AT&T verkauft Verbindungsdaten an die CIA

Der Telekomgigant übermittelt laut einem Medienbericht Daten seiner Kunden und erhält dafür Zahlungen in Millionenhöhe von dem US-Geheimdienst.

Neue Enthüllungen über die Kooperation von US-Telekomanbietern mit Geheimdiensten: Laut einem Bericht der "New York Times" zahlt die CIA dem Branchenriese AT&T pro Jahr über 10 Millionen Dollar (7,4 Mio Euro) für den Zugang zu Verbindungsdaten. Dabei gehe es um Telefonanrufe außerhalb der USA. Die Informationen kommen zur Unzeit für AT&T, der angeblich die Übernahme des Konzerns Vodafone plant.

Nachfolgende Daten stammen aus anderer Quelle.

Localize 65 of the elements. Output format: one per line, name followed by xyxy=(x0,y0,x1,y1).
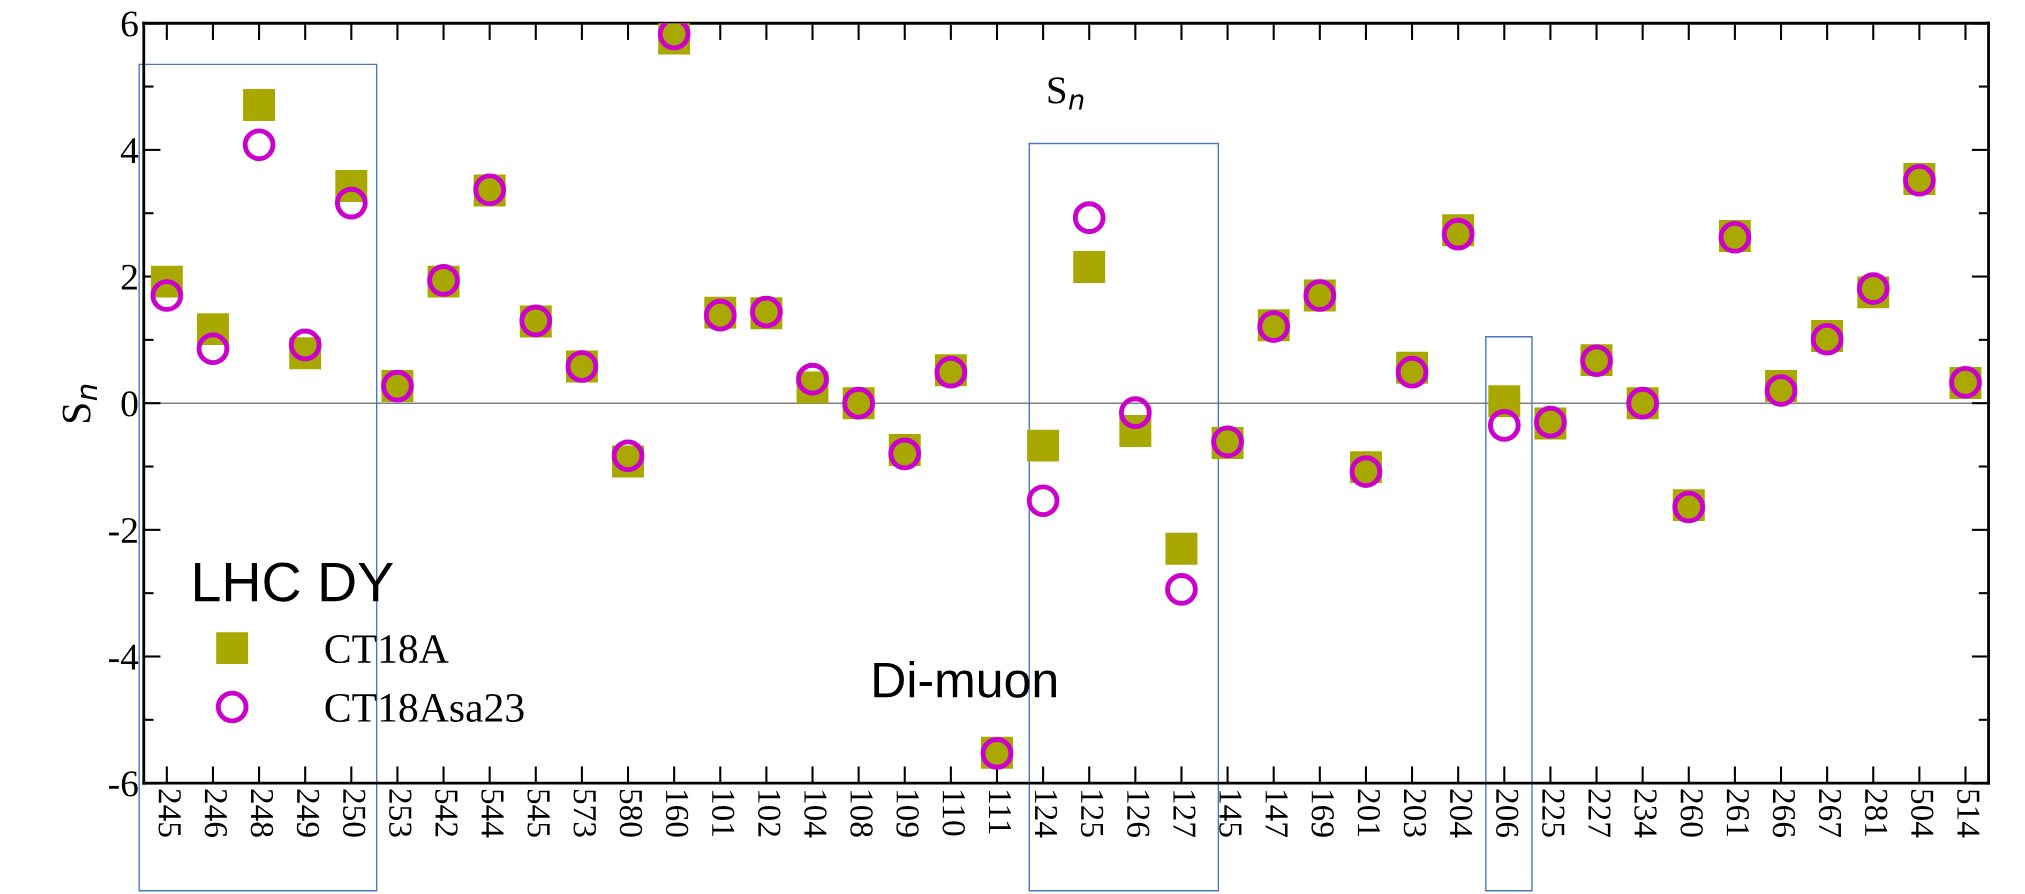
point xyxy=(1073,251,1106,284)
x-tick-label: 253 xyxy=(389,789,412,837)
x-tick-label: 109 xyxy=(896,790,919,837)
x-tick-label: 504 xyxy=(1911,789,1934,838)
x-tick-label: 267 xyxy=(1818,789,1842,838)
point xyxy=(243,88,276,121)
y-tick-label: 6 xyxy=(121,11,138,37)
x-tick-label: 147 xyxy=(1265,790,1288,838)
x-tick-label: 545 xyxy=(527,789,550,837)
x-tick-label: 160 xyxy=(665,790,689,837)
x-tick-label: 101 xyxy=(711,790,735,837)
y-axis-title: S$_{n}$ xyxy=(62,384,97,423)
x-tick-label: 580 xyxy=(619,789,643,837)
y-tick-label: -2 xyxy=(109,518,137,543)
x-tick-label: 126 xyxy=(1127,790,1150,838)
x-tick-label: 249 xyxy=(296,789,320,837)
x-tick-label: 246 xyxy=(204,789,228,838)
x-tick-label: 203 xyxy=(1403,789,1427,837)
x-tick-label: 110 xyxy=(942,790,966,836)
point xyxy=(1487,409,1521,442)
x-tick-label: 514 xyxy=(1957,789,1980,838)
point xyxy=(288,328,322,362)
x-tick-label: 260 xyxy=(1680,789,1703,837)
point xyxy=(150,279,184,312)
x-tick-label: 542 xyxy=(435,789,458,837)
point xyxy=(1119,396,1152,430)
x-tick-label: 108 xyxy=(850,790,873,837)
x-tick-label: 169 xyxy=(1311,790,1334,837)
point xyxy=(1165,532,1198,565)
point xyxy=(1026,484,1060,518)
y-tick-label: 0 xyxy=(121,391,138,417)
point xyxy=(242,128,276,162)
x-tick-label: 206 xyxy=(1495,789,1519,838)
y-tick-label: -6 xyxy=(109,771,138,797)
x-tick-label: 145 xyxy=(1219,790,1242,837)
x-tick-label: 125 xyxy=(1080,790,1104,837)
point xyxy=(796,362,829,396)
x-tick-label: 544 xyxy=(481,789,504,838)
x-tick-label: 225 xyxy=(1542,789,1565,837)
x-tick-label: 245 xyxy=(158,789,181,837)
x-tick-label: 204 xyxy=(1449,789,1473,838)
x-tick-label: 227 xyxy=(1588,789,1611,838)
x-tick-label: 104 xyxy=(804,790,827,838)
point xyxy=(611,439,645,473)
x-tick-label: 124 xyxy=(1035,790,1058,838)
text: S$_{n}$ xyxy=(1048,77,1084,110)
x-tick-label: 281 xyxy=(1864,789,1888,837)
x-tick-label: 250 xyxy=(342,789,366,837)
point xyxy=(334,186,368,220)
y-tick-label: -4 xyxy=(109,644,139,670)
x-tick-label: 261 xyxy=(1726,789,1749,837)
x-tick-label: 102 xyxy=(758,790,781,837)
x-tick-label: 127 xyxy=(1173,790,1196,838)
point xyxy=(1072,201,1106,234)
x-tick-label: 573 xyxy=(573,789,596,837)
y-tick-label: 4 xyxy=(120,138,139,163)
y-tick-label: 2 xyxy=(121,264,137,290)
x-tick-label: 111 xyxy=(988,790,1011,834)
x-tick-label: 248 xyxy=(250,789,274,837)
point xyxy=(196,332,230,366)
point xyxy=(1027,429,1060,462)
x-tick-label: 266 xyxy=(1772,789,1796,838)
point xyxy=(1165,573,1198,606)
x-tick-label: 234 xyxy=(1634,789,1657,838)
x-tick-label: 201 xyxy=(1357,789,1381,837)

Die Zusammenarbeit zwischen AT&T und der CIA laufe auf freiwilliger Vertragsbasis und nicht auf Gerichtsanordnung, schrieb die "New York Times" am Donnerstag unter Berufung auf Regierungsbeamte. Der Geheimdienst liefere Telefonnummern von Terror-Verdächtigen im Ausland und AT&T suche danach in seinen Datenbanken, um mögliche Kontakte aufzuspüren. AT&T habe eine riesige Sammlung an Verbindungsdaten. Sie enthalte nicht nur Daten zu eigenen Kunden, sondern auch zu Anrufen über andere Anbieter, die von AT&T-Netztechnik umgeschlagen würden.

Überwachung

Der Telefon-Riese AT&T hat die Geheimdienst-Arbeit der US-Regierung schon mehrfach unterstützt, etwa in der Amtszeit des ehemaligen Präsidenten George W. Bush. Laut einem Bericht der "New York Times" von 2006 erlaubte der Konzern dem Geheimdienst NSA, an seinen Schaltsystemen geheime Ausrüstung anzubringen, um Terrorverdächtige zu überwachen. In Laufe der vergangenen sechs Jahre halfen AT&T-Mitarbeiter bei der Auswertung von Telefongesprächen, um den staatlich geführten Kampf gegen Drogenbosse voranzutreiben.

Bisher standen vor allem Überwachungsprogramme des US-Abhördienstes NSA im Mittelpunkt der Enthülllungen, dabei war auch von einer Zusammenarbeit mit Telekom-Firmen die Rede. Das CIA-Projekt bei AT&T wäre ein parallel dazu laufendes Programm eines weiteres US-Geheimdienstes.